At their home and adjacent kennel on Pushaw Road, the Schmersals breed Alaskan malamutes. Breeding is both their passion and their livelihood. Puppies start at $1,500.
Phil and Terri Roberts, the Schmersals’ neighbors on the Pushaw Road, have been complaining for years about noise and other problems they say are associated with the kennel.
The dogs? Well, sometimes they bark.
So couldn’t the Schmersals just keep them inside? Perhaps, but that would be as many as 50 puppies and full-grown dogs.
The problem has no easy solution, but the plight of the Pushaw Road neighbors prompted city staff and councilors to begin discussing an ordinance that would govern nonboarding kennel operations.
The City Council’s government operations committee held a public hearing Tuesday to meet with interested parties and to discuss a draft ordinance created by Assistant City Solicitor Paul Nicklas.
“We don’t have a kennel ordinance; we’ve always gone by state law,” Nicklas said. “But we’ve been trying hard to create something that works for everyone and not just respond to this one example.”
Kevin Schmersal, who attended Tuesday’s meeting with his wife, said the city’s approach seems fair and reasonable, but the couple did relay some concerns.
“I think some of the [ordinance] language reflected a lack of understanding on how kennels operate,” he said. “They laid some things out that were not reasonable, but I think they needed a jumping-off point.

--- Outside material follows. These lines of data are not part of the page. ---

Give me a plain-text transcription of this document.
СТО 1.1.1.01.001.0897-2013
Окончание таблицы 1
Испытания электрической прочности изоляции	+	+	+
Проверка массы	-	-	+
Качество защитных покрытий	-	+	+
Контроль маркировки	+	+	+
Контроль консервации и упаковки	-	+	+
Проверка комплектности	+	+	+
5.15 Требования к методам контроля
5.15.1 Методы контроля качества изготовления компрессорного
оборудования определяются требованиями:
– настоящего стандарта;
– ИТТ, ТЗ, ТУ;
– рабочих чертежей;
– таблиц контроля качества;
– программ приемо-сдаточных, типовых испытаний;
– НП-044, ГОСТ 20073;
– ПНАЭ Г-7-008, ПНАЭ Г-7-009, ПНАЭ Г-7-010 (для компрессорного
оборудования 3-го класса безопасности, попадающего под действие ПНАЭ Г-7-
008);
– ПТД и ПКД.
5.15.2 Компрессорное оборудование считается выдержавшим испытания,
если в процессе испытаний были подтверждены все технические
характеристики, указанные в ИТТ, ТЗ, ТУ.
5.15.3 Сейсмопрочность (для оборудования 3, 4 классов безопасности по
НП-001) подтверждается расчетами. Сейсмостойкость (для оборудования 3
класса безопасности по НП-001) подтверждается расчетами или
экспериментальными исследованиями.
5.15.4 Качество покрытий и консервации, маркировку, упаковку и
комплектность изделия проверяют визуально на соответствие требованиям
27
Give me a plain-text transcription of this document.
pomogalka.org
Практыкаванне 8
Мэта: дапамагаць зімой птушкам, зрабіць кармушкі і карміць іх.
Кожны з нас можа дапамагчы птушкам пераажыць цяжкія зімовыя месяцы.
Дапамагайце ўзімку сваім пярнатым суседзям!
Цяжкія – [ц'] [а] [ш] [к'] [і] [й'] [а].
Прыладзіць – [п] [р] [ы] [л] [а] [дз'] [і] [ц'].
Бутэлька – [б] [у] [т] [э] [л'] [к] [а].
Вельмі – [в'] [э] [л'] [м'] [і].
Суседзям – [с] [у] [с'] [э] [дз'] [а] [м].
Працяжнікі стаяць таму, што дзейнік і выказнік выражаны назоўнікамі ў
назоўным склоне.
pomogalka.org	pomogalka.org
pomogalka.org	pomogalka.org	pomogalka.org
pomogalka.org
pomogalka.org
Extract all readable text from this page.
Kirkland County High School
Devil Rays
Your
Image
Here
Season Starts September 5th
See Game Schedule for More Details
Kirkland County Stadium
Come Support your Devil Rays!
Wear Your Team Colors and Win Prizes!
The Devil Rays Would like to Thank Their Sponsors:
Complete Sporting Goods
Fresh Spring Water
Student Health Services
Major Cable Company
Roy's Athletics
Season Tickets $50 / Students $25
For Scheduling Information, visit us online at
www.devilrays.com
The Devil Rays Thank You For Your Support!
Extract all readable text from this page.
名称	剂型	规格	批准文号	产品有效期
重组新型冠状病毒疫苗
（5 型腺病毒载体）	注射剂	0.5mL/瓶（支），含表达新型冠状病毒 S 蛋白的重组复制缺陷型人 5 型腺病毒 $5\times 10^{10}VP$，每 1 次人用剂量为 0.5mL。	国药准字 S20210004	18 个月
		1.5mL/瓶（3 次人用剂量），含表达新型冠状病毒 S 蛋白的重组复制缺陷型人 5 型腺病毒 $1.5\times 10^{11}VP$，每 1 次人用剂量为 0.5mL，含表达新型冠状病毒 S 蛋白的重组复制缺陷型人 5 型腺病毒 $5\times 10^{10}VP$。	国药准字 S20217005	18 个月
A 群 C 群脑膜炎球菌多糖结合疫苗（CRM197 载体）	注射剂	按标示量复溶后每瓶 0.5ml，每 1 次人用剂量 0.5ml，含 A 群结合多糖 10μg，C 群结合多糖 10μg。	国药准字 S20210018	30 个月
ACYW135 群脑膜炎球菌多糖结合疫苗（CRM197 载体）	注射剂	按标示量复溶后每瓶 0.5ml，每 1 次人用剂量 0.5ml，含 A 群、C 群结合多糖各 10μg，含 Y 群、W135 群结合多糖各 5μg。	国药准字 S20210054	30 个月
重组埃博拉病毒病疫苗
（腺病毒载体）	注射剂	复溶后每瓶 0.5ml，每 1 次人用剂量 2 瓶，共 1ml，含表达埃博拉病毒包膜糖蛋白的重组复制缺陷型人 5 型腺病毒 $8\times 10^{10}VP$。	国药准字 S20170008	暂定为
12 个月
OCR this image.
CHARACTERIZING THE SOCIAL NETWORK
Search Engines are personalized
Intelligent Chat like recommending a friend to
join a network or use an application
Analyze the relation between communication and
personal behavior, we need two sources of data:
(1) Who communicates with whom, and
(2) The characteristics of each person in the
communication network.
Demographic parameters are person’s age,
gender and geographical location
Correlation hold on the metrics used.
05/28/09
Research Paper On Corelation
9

It was a good exchange of ideas.”
Among the concerns was placing a limit on the number of dogs that could be kept at a shelter. The draft ordinance caps the number at 30, but Schmersal said that wouldn’t work for his operation.
“Thirty seems like a lot to most people, but for breeders, it’s really not that many,” he said.
Another sticking point in the ordinance was noise related to barking dogs. The draft outlines some general guidelines on noise, but Nicklas said noise is extremely subjective and tough to regulate.
Councilor Pat Blanchette, who chairs the government operations committee, agreed that residents of Bangor need to understand that noise is a part of life in the city.
Blanchette said she was glad the city was creating the ordinance, even if it did technically stem from a specific complaint. Aside from the Schmersals, Blanchette said there were as many as a dozen of these types of kennels that could be affected.
“Outside of the fact that these neighbors are probably never going to get along, when you have ordinances that affect people’s lives, you have to take a good look and see what’s reasonable,” she said.
Councilors are expected to revisit the ordinance in a couple of weeks after Nicklas and other staff members address some of the concerns that were brought up Tuesday.